Limit execution roles

If the Amazon EMR application administrator creates a multi-tenanted EMR Serverless application, and the adminstrator IAM role onboards multiple execution roles that can be used to submit jobs by untrusted tenants, then you may want to restrict those tenants. Use either of the following options to restrict tenants from running code that gains the privileges assigned to the execution roles.

Restrict Execution Role ARN(s)

Multiple execution roles can be on-boarded to a single EMR Serverless application. If you want to control which IAM identities can use each execution role to invoke the emr-serverless:StartJobRun API on an EMR Serverless application, use the administrator IAM role to modify the IAM policy attached to the IAM identity you want to restrict. You can do this by restricting the resources for iam:PassRole action. This action accepts a list of execution role ARNs that the administrator IAM role permits for use with the application.

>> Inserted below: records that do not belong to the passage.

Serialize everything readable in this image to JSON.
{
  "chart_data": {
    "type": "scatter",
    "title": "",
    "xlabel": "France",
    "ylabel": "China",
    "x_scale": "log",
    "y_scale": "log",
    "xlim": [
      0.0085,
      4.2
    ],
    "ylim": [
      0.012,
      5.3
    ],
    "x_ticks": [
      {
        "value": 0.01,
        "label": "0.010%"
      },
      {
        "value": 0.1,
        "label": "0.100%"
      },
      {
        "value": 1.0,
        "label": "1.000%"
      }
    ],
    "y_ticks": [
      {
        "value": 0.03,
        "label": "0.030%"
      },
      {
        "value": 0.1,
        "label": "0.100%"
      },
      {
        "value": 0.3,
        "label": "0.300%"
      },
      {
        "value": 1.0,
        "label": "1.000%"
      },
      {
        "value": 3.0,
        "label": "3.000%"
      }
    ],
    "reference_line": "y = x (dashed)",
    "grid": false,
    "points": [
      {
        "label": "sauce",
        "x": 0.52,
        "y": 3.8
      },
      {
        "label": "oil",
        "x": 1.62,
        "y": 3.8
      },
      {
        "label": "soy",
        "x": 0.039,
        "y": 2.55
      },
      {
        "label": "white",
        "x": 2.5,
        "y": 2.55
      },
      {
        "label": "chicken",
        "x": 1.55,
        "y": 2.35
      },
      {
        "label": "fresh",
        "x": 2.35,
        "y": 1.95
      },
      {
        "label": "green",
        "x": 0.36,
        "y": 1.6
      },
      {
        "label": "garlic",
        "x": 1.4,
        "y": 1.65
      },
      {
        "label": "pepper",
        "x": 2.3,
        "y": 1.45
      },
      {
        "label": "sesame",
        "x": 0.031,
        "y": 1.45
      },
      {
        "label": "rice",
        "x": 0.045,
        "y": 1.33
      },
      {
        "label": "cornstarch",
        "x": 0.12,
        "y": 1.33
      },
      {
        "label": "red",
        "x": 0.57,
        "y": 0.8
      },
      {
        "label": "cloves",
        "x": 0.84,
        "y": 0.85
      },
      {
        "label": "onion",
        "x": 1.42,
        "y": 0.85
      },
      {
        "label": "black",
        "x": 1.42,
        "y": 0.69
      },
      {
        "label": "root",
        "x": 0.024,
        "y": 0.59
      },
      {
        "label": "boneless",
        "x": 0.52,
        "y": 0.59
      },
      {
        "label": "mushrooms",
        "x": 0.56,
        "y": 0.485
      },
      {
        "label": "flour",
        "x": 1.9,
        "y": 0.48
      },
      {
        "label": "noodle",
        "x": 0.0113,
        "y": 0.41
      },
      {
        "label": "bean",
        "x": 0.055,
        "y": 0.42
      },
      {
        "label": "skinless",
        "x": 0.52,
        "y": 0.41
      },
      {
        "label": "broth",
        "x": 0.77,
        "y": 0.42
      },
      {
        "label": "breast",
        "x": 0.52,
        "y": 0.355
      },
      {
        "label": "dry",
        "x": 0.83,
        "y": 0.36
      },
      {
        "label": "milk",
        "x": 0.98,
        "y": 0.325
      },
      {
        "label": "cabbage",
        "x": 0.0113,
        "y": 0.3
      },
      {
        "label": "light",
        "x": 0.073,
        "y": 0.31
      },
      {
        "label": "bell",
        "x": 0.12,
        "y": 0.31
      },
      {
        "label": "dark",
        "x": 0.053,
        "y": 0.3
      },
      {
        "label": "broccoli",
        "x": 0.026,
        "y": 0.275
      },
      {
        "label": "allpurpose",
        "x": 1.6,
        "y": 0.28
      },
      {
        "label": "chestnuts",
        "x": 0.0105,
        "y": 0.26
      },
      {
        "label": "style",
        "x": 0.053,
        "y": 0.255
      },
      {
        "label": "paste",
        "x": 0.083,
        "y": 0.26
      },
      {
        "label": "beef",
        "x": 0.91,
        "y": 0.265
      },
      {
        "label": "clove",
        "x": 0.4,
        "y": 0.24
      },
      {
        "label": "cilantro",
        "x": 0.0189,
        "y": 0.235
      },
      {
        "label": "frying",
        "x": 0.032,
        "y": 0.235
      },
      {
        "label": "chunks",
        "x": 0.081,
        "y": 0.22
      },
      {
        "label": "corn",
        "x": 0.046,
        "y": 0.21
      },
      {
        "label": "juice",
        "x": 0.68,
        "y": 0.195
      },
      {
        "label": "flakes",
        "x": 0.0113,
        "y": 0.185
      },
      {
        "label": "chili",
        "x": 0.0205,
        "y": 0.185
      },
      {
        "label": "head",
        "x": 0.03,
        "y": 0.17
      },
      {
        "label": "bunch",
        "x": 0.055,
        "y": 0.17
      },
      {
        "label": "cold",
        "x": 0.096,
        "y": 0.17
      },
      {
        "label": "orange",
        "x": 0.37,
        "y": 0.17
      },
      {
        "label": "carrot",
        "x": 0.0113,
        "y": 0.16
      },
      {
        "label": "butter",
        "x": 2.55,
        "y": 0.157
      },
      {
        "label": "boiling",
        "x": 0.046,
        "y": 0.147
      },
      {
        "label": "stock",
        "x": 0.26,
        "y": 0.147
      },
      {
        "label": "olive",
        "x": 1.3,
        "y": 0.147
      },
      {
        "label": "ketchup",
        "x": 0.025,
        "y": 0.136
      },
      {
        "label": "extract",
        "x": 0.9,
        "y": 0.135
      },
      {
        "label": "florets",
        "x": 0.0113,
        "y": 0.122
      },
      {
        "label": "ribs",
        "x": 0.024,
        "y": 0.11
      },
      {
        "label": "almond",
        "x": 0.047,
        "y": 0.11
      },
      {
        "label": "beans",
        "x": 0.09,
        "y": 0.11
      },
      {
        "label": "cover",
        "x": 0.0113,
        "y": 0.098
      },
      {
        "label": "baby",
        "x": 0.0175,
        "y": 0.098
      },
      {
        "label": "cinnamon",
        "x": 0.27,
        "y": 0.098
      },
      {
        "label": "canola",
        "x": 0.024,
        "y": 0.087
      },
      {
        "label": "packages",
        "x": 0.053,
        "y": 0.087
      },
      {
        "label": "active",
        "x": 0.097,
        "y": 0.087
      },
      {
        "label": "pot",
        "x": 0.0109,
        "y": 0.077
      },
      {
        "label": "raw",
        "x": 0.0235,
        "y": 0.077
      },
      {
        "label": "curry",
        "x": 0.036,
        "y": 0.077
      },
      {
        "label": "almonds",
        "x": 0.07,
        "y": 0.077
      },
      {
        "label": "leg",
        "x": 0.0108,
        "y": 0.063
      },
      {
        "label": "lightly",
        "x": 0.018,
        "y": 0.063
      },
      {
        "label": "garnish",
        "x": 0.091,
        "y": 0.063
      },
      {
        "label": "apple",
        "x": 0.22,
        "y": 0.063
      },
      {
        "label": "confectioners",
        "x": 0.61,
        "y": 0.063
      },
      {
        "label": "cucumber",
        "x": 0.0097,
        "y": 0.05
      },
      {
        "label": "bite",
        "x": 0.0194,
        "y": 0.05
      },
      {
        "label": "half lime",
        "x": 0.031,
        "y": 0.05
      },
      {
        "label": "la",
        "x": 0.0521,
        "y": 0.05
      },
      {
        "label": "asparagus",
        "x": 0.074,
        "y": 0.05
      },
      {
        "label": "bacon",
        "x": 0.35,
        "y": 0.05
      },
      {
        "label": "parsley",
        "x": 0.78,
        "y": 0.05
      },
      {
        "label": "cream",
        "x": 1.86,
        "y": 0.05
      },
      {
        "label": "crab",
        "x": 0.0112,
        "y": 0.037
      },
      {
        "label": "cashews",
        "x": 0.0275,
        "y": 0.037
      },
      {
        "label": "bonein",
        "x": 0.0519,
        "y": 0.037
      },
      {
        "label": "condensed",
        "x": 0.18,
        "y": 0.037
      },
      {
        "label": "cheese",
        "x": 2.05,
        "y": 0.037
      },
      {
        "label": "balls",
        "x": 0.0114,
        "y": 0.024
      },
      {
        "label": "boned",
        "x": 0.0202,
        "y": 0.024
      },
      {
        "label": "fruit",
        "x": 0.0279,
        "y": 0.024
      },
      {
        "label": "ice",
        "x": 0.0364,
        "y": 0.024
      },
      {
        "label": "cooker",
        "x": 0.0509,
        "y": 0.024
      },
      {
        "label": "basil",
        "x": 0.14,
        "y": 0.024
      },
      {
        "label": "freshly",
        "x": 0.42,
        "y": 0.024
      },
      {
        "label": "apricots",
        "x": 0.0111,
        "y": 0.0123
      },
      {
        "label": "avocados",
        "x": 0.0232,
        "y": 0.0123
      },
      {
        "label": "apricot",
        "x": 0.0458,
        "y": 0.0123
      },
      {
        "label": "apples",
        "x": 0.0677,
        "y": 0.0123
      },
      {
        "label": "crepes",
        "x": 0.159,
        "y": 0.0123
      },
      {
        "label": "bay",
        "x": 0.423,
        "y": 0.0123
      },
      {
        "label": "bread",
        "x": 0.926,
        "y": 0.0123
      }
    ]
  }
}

The updated permissions policy would look like the following example.

{ "Version": "2012-10-17", "Statement": [{ "Effect": "Allow", "Action": "iam:PassRole", "Resource": [ "<execution_role_arn_1>", "<execution_role_arn_2>", ... ], "Condition": { "StringLike": { "iam:PassedToService": "emr-serverless.amazonaws.com" } } }] }

If you want to allow all execution roles that start with a particular prefix, such as MyRole, then replace the condition operator StringEquals with the StringLike operator, and replace the execution_role_arn value in the condition with a wildcard * character, such as arn:aws:iam::<AWS_ACCOUNT_ID>:role/MyRole*. All other string condition keys are also supported.

Create multiple applications

EMR Serverless provides complete network isolation for jobs running in different applications. We recommend that you run jobs that require different privileges in separate applications. Instead of creating a single multi-tenanted application with multiple execution roles with different levels of privileges, the EMR Serverless administrator can create multiple applications, isolating execution roles with similar privileges into a single application. Then, tenants can be given permissions to use only a specific application and the specific execution roles on-boarded to that application.

EMR Serverless creates full network isolation between jobs belonging to different EMR Serverless applications. In cases where job-level isolation is desired, consider isolating jobs into different EMR Serverless applications.